The Polar watch that goes with it though needs a new battery - so I just have to get that changed then I can use it with the chest strap again. I haven't used the watch itself in a long time as the chest strap works with all the treadmills.
Fitness Minutes: (98,917)
127 8/26/13 9:27 P
The Polar watches with the chest straps are really good. My husband used an entry level Polar (with chest strap) for years before wearing it out and upgrading to a Garmin 405 with GPS tracking.
I really liked the GPS thing he had when I started exercising. However, I didn't want to spend the $150+ to get it. Instead, I found that my smart phone had a choice of several free apps that would support the Zephyr HRM. It's a chest strap HRM that communicates with the phone via Bluetooth. There are now 2 versions (basically one for Android and the other for iPhone until Androids support the new Bluetooth format) and they run no more than $75. The phone apps generally have a code for at least $5 off, too. And did I mention that the phone apps are FREE? There are probably 5-10 apps that support this HRM AND give you the GPS options; upgrading to the professional version that unlocks fancy features might set you back another whole $5. It does mean that you have to exercise with your cell phone (which can double as your MP3 player).
I let my cell phone ride in a little Amphipod waistpack which usually rides on the small of my back. It doesn't bounce around a lot and it doesn't get very sweaty, either. The waistpack is small enough that I can put it under my shirt and thread the earbuds up through the neck of my shirt. Aside from removing the less-than-beautiful effect of cinching in a waist I don't yet possess, keeping it under my shirt also hides my device in the event that thieves are on the trail (a very real problem in urban parts of some trails in the area, but not so much in the suburban/rural areas).
There are two programs I like for general fitness on my Android: SportsTracker and Endomondo.
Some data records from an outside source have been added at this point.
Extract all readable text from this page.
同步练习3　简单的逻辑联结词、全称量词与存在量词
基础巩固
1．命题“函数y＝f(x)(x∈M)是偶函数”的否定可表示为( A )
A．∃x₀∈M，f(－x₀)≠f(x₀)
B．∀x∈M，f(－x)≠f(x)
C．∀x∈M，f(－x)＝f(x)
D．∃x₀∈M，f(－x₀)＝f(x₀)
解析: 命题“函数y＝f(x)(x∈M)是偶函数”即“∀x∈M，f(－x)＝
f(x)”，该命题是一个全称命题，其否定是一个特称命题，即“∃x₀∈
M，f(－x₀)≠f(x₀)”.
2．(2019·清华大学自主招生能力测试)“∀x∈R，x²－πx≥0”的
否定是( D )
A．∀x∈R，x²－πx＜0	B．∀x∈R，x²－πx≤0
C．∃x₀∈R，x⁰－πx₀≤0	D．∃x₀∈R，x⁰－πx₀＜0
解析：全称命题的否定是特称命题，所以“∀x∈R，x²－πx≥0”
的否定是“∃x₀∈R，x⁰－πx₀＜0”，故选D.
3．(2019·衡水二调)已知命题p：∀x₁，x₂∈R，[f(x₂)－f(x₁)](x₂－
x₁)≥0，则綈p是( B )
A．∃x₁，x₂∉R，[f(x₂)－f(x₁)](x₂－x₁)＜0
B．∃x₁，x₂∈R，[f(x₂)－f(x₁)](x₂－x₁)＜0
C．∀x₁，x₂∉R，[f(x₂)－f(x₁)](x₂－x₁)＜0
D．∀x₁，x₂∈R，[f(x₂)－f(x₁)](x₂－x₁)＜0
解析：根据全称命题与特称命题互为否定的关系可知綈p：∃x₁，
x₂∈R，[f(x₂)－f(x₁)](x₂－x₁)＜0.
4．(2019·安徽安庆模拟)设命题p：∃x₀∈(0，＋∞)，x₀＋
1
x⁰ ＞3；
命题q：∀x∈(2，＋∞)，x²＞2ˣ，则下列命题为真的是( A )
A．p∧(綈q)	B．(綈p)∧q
There are plenty of others, but these two, plus the Zephyr HRM have met my needs quite well. Something that the smart phone apps can do that the watches can't is to vocalize live stats to you and even speak intervals to you. For example, you can set it to tell you every, say, 2 minutes to tell you your heart rate, current pace, and cadence (no need to buy a foot pod for that, either). I need encouragement along the way, and hearing the stats every 2 minutes keeps me honest about how hard I'm working. I also don't look at my phone/watch every 20 seconds, either! I really like this solution.
Is it accurate? Yes. I've tested it while also wearing my husband's Polar and Garmin watches (not all three at the same time, though!).
If you don't mind carting your cell phone along, you might check the Bluetooth chest strap options like Zephyr. There are several other brands, now, like Wahoo for iPhones. I like the fact that I can choose which app to use instead of using only the Polar or Garmin websites for tracking.
Fitness Minutes: (10,640)
8/26/13 5:59 P
I've been using Polar for years. I started out using the basic one (can't remember which one but I know they don't make it anymore). Over the years my fitness goals have changed so I've upgraded. I am currently using the Polar RCX5 but I run marathons and triathlons and this particular watch fits the bill.
If you are looking for a basic HRM that counts calories then the Polar FT7 is a great one. You can probably get one on Amazon for around $80. I would recommend staying away from the cheap ones or the ones without the strap. They tend to be unreliable (at least that's what others have told me).
I have the Polar FT7, it's super easy to set up and use and keep track of your heart rate over an exercise as well as your calories burned. When I was researching, it seemed all Polars were very user friendly, and they just varied in how many bells and whistles they had.
Fitness Minutes: (27,624)
8/26/13 5:17 P
I currently use a fitbit but have heard that HRM are much better for figuring out caloric burn for many activities. Can anyone recommend a good one and is it easy to figure out how many calories you've burned by using it?